(CNN)After months of tensions with Congress over a bill giving the legislature a say in the potential Iran nuclear deal, the White House indicated Tuesday that the president would be willing to sign the compromise version of the measure.
White House willing to sign compromise Iran bill as it clears committee hurdle
The Senate Foreign Relations Committee unanimously approved the new version, which Democratic lobbying had watered down, in a vote Tuesday afternoon.
During his daily press briefing, White House press secretary Josh Earnest said President Barack Obama would approve the measure as it stands now, though Earnest noted he can't commit to that position if the legislation changes.
The White House "certainly" blinked, Arizona Republican Sen. Jeff Flake said Tuesday on CNN's "The Situation Room."
"Congress imposed the sanctions and only Congress can lift them permanently. So we always had a role and I'm glad the White House recognizes that now," he said.
Earlier Tuesday, the top Republican and Democrat on the Senate Foreign Relations Committee said they had resolved key differences on the bill regarding Iran's nuclear plan, making the bill's passage more certain.
"What I'm most proud of is we've kept the pure integrity of the process in place and the President cannot lift -- while Congress is reviewing this -- cannot lift the congressionally mandated sanctions, which is what they've been trying to do and push for over the past couple of weeks," Senate Foreign Relations Committee Chairman Bob Corker told reporters Tuesday, as he headed into a classified briefing on the emerging Iran agreement with Secretary of State John Kerry and other top administration officials.
Florida Republican Sen. Marco Rubio said during the committee's deliberations in the afternoon that he would not offer a controversial amendment related to Israel. Other senators also dropped their amendments to ensure this agreement stayed intact.
According to a Corker aide familiar with the details of the bill, it requires Obama to submit the final agreement to Congress, which will have up to 52 days to weigh in on the deal.

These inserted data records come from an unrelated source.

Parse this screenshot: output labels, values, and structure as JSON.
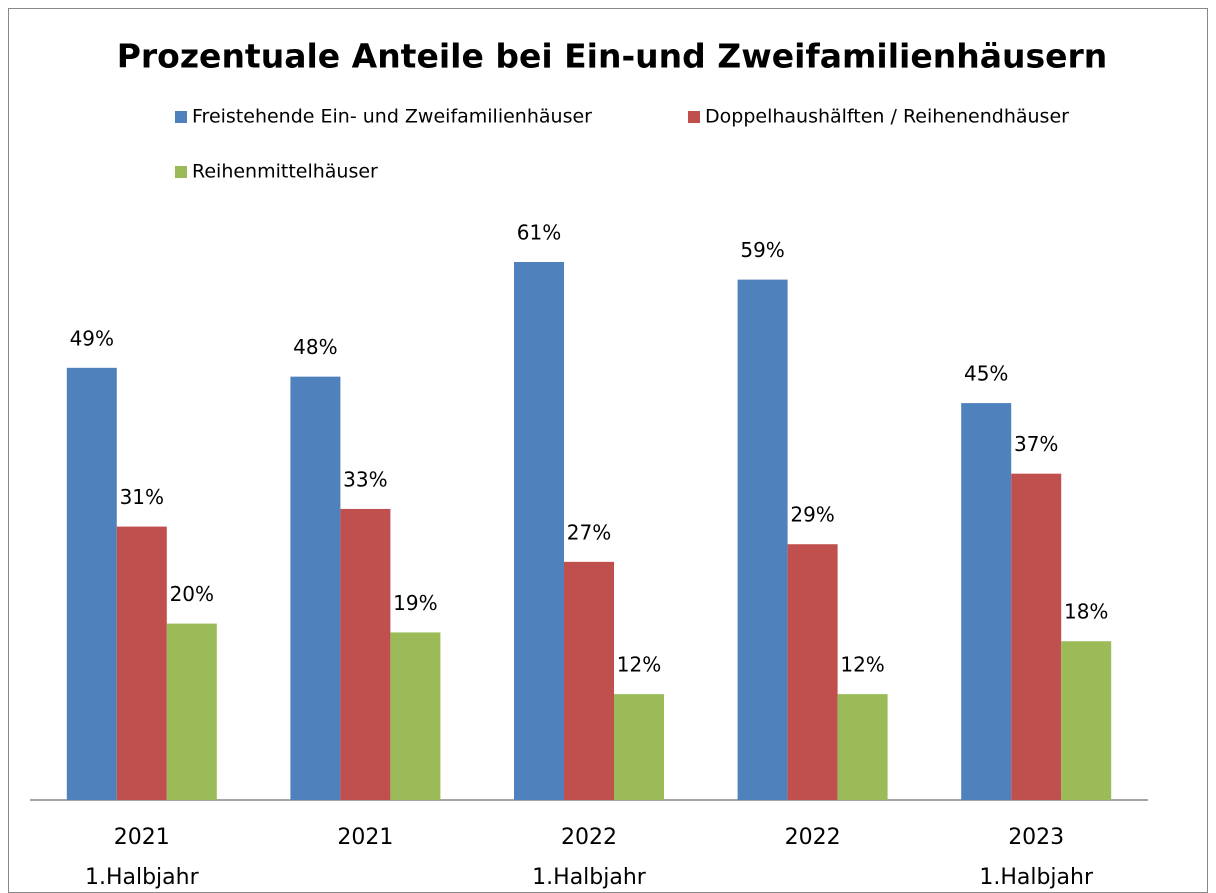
{
  "chart_data": {
    "type": "bar",
    "title": "Prozentuale Anteile bei Ein-und Zweifamilienhäusern",
    "categories": [
      [
        "2021",
        "1.Halbjahr"
      ],
      [
        "2021"
      ],
      [
        "2022",
        "1.Halbjahr"
      ],
      [
        "2022"
      ],
      [
        "2023",
        "1.Halbjahr"
      ]
    ],
    "series": [
      {
        "name": "Freistehende Ein- und Zweifamilienhäuser",
        "color": "#4f81bd",
        "values": [
          49,
          48,
          61,
          59,
          45
        ],
        "value_labels": [
          "49%",
          "48%",
          "61%",
          "59%",
          "45%"
        ]
      },
      {
        "name": "Doppelhaushälften / Reihenendhäuser",
        "color": "#c0504d",
        "values": [
          31,
          33,
          27,
          29,
          37
        ],
        "value_labels": [
          "31%",
          "33%",
          "27%",
          "29%",
          "37%"
        ]
      },
      {
        "name": "Reihenmittelhäuser",
        "color": "#9bbb59",
        "values": [
          20,
          19,
          12,
          12,
          18
        ],
        "value_labels": [
          "20%",
          "19%",
          "12%",
          "12%",
          "18%"
        ]
      }
    ],
    "ylim": [
      0,
      70
    ]
  }
}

That includes an initial review period of 30 days, with 12 more days added automatically if Congress passes a bill and sends it to the President, and an additional 10 days of congressional review if Obama vetoes the legislation.
If the deal is submitted late, after July 9, the review period reverts to 60 days.
During that time, the President is prohibited from waiving the congressional sanctions. And Obama is required by the legislation to certify to Congress every 90 days that Iran is complying with the terms of the deal.
The bill also requires the President to make a series of detailed reports to Congress on a range of issues, including Iran's nuclear program, its ballistic missiles work and its support for terrorism globally, particularly against the U.S. and its allies.
Sen. Ben Cardin, the committee's top Democrat, expressed optimism Monday night that negotiators could come to an agreement that would appease the White House while maintaining the ultimate goal of requiring congressional approval.
"I think we can get to a place where we can deal with most of the White House's concerns and maintain the purpose of the bill, which is an orderly congressional review and timely notice if there are material breaches," he said ahead of the compromise being reached.
Congressional negotiators worked through the weekend and into the night Monday to hammer out legislation that would draw enough support from hardline Republicans and moderate Democrats to pass.
House Speaker John Boehner on Tuesday said he expected the House to take up the Corker bill once the full Senate votes on it, saying the proposal has taken "center stage."
He reiterated his stance that Congress should "absolutely have the opportunity to review the deal," adding the administration "appears to want a deal at any cost."
But he brushed off the notion that he was working to derail the nuclear deal.